The Louisiana brigade fought in the Battle of Spotsylvania on 7–20 May 1864. An assault at first light on 12 May by the Union II Corps overran Johnson's division at the Bloody Angle, capturing 2,800 men and 20 artillery pieces. Johnson himself was captured and his division was nearly wiped out. The initial Union success was followed by brutal fighting that lasted all day, with neither side winning any advantage. Colonel Williams was killed and the 2nd Louisiana Infantry lost its flag. On 4 June, Captain McCullough (K Company) was killed at Cold Harbor.
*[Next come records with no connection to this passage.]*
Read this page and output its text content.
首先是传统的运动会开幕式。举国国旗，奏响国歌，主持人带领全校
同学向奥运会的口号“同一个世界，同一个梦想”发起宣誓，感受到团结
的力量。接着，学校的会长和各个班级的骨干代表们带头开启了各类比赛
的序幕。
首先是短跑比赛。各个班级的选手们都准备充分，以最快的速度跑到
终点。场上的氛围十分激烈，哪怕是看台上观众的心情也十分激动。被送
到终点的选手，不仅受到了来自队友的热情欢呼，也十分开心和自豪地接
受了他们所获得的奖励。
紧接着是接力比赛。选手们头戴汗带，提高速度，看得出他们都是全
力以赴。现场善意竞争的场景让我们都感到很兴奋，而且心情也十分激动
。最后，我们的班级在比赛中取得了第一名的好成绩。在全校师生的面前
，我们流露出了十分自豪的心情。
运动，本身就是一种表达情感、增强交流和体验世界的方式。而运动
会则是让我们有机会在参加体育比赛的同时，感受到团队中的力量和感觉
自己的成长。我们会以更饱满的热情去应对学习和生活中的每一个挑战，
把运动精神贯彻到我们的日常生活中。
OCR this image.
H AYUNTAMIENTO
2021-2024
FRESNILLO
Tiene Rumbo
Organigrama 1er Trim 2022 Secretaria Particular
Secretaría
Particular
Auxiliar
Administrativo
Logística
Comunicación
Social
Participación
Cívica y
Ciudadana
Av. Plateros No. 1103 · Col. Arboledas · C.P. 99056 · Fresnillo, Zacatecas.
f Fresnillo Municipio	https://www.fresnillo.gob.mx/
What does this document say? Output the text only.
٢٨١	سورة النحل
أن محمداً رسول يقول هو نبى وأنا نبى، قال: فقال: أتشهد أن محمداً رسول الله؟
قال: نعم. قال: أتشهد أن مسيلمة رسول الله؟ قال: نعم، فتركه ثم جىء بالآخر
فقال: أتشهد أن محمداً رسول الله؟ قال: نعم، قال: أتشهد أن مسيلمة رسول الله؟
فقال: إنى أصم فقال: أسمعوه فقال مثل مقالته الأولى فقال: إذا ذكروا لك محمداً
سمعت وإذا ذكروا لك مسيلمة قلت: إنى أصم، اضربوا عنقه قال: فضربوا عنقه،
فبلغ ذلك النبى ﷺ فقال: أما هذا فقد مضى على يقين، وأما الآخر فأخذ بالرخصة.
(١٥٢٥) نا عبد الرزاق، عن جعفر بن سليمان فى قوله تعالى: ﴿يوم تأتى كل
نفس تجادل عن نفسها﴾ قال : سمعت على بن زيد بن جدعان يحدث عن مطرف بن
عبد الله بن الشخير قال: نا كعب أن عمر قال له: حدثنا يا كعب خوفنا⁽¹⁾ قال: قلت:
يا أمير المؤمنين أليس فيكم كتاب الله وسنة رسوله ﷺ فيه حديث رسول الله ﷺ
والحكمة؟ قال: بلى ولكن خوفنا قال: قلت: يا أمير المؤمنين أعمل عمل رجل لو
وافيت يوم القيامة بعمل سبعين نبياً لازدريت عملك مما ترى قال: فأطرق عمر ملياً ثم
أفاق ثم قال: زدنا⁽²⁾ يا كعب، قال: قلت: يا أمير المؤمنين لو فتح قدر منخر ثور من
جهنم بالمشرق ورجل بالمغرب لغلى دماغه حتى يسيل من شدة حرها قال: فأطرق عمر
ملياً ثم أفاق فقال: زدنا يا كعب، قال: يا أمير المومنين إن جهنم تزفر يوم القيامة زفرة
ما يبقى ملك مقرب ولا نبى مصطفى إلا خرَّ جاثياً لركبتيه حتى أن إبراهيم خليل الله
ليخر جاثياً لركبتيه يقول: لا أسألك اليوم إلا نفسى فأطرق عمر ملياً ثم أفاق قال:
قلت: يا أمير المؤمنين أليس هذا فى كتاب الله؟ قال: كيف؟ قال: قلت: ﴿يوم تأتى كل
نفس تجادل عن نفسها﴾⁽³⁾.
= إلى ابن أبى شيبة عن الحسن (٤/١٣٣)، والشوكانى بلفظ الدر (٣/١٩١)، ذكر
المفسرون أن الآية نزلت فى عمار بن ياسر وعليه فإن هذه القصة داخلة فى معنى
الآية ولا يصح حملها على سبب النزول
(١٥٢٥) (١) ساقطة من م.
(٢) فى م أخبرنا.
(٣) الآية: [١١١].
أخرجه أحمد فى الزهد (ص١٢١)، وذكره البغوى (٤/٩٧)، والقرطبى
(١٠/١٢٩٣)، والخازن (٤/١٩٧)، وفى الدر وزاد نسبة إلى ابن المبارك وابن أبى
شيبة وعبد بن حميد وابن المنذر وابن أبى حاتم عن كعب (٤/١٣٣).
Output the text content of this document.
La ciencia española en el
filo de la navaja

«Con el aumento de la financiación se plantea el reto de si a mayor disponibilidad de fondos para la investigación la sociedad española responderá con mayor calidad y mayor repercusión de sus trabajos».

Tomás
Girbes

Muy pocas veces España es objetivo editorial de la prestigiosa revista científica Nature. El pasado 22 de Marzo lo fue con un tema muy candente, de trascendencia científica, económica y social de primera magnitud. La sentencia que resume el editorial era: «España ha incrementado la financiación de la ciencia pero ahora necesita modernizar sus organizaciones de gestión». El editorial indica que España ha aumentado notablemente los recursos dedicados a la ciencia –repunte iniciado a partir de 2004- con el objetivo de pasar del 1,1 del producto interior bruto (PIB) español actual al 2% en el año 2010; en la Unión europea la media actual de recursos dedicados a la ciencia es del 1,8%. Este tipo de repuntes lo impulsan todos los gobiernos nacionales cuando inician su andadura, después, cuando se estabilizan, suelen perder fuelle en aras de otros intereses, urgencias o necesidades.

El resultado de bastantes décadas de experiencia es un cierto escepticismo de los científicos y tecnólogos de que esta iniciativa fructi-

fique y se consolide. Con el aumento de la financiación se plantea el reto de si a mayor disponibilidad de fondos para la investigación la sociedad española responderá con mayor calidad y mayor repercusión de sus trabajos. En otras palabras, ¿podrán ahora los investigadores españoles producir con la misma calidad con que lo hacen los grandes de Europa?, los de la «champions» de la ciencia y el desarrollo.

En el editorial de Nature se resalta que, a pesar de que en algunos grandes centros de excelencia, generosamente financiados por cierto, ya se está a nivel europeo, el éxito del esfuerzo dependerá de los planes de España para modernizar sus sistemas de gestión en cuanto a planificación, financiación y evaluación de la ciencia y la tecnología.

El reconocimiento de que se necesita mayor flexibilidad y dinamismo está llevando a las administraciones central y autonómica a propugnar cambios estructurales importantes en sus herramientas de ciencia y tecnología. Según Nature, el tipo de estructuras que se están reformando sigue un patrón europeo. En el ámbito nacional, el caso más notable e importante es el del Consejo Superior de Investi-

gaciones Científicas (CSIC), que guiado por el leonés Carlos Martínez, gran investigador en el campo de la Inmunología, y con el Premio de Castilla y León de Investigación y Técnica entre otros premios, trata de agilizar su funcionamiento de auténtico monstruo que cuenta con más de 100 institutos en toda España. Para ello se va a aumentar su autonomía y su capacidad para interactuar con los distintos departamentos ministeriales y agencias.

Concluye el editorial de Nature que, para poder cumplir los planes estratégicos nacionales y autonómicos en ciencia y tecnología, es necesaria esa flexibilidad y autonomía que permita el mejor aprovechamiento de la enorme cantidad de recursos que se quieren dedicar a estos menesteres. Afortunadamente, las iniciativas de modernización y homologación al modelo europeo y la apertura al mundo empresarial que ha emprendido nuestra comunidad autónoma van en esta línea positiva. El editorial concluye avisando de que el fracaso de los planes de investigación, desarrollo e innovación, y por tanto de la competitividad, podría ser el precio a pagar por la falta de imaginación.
On 13 June, because Union soldiers were threatening Lynchburg, the Second Corps under Major General Jubal Early began moving to the Shenandoah Valley.

The regiment fought in the Valley campaigns of 1864 in the summer and fall, serving at the battles of Monocacy, Third Winchester, Fisher's Hill, and Cedar Creek. At Monocacy, the two Louisiana brigades were grouped under the command of Brigadier General Zebulon York in Major General John B. Gordon's division. At Cedar Creek, the 1st Louisiana was consolidated with the 14th Louisiana and the 10th and 15th Louisiana were consolidated. However, the 2nd Louisiana Infantry remained unconsolidated. By this time, the 9th Louisiana was assigned to Hays' Louisiana brigade.

In December 1864, the brigade returned from the Shenandoah Valley to serve in the Siege of Petersburg. On 9 April General Robert E. Lee surrendered after the Battle of Appomattox. At the formal surrender, 3 officers and 41 enlisted men from the 2nd Louisiana Infantry signed their paroles. During the war, the regiment sustained losses of 218 men killed in action, 181 died of disease, and 4 died by accident. Another 88 men deserted. Altogether, 1,297 men enrolled in the regiment during the war.